Yunhua should have been angry.
Should have scolded her. Told her she didn't need a defender. That Rowan's bruises proved nothing. That words were just words.
But instead, she asked: "Why?"
Rowan looked at her, as if trying to decide how honest to be.
Then, very quietly: "Because no one else would."
Later that evening, Yunhua found herself walking the garden paths again.
Frost had settled across the earth like spilled salt. The feverwort was already beginning to crisp at the edges, its season nearly over.
She crouched in the dirt, gloves still in her sleeves, and pulled dead leaves from the stems without real focus.
Her thoughts would not quiet.
No one else would.
Not an oath. Not a promise. Just a fact.
But it lodged itself in Yunhua's chest like a splinter too deep to dig out.
Rowan had bled for her.
Not because she wanted to impress anyone. Not because she had to.
Because she could.
Because she would.
That changed things.
Not outwardly.

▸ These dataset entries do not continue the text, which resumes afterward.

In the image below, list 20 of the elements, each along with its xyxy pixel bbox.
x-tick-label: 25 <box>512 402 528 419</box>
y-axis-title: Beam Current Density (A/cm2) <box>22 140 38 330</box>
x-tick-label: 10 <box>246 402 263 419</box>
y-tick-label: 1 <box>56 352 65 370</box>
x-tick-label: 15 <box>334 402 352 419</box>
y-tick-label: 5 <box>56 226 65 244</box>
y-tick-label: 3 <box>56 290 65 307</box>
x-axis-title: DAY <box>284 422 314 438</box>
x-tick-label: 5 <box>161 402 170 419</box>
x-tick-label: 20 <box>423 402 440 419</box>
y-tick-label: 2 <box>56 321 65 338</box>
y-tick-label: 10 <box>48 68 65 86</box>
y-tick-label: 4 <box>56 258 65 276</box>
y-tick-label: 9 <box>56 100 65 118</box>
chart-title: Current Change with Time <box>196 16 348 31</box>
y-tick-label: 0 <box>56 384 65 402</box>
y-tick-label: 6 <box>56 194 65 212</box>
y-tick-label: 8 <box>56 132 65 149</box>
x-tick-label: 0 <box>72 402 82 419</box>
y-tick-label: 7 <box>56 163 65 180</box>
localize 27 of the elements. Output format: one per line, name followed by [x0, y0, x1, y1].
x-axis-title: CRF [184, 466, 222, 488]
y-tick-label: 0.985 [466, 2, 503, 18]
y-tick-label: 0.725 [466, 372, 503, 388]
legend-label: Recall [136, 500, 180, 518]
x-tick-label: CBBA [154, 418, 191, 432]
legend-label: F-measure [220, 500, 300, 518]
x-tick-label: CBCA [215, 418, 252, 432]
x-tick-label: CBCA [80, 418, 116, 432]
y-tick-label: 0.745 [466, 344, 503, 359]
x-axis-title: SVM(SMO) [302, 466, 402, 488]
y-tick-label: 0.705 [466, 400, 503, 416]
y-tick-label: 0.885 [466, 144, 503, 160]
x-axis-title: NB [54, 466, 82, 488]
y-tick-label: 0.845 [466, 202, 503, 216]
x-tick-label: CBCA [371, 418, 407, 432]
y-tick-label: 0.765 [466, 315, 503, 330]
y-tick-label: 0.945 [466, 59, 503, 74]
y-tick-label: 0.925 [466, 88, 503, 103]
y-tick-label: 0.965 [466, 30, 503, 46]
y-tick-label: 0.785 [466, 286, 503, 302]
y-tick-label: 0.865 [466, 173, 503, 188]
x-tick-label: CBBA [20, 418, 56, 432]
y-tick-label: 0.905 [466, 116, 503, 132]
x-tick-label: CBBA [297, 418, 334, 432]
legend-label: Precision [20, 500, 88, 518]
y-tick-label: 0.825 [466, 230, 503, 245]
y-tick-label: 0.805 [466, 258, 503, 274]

Not in any way a stranger might see.
But for Yunhua — who had trained herself to expect nothing, to earn silence and survive inside it — it felt like someone had cracked the edge of her solitude and let light in.
Uninvited. Unasked.
But not unwelcome.
She stayed outside long after the bell rang for curfew.
And when she returned to her quarters, she did not light a candle.
She lay awake in the dark, eyes open, watching the way moonlight traced the rafters.
Rowan had said she wasn't broken.
Maybe.
But some things—some old, hidden parts of herself—had begun to move again. Not like a wound. More like thaw.
A slow, patient kind of change.
And change, Yunhua had learned, was always dangerous.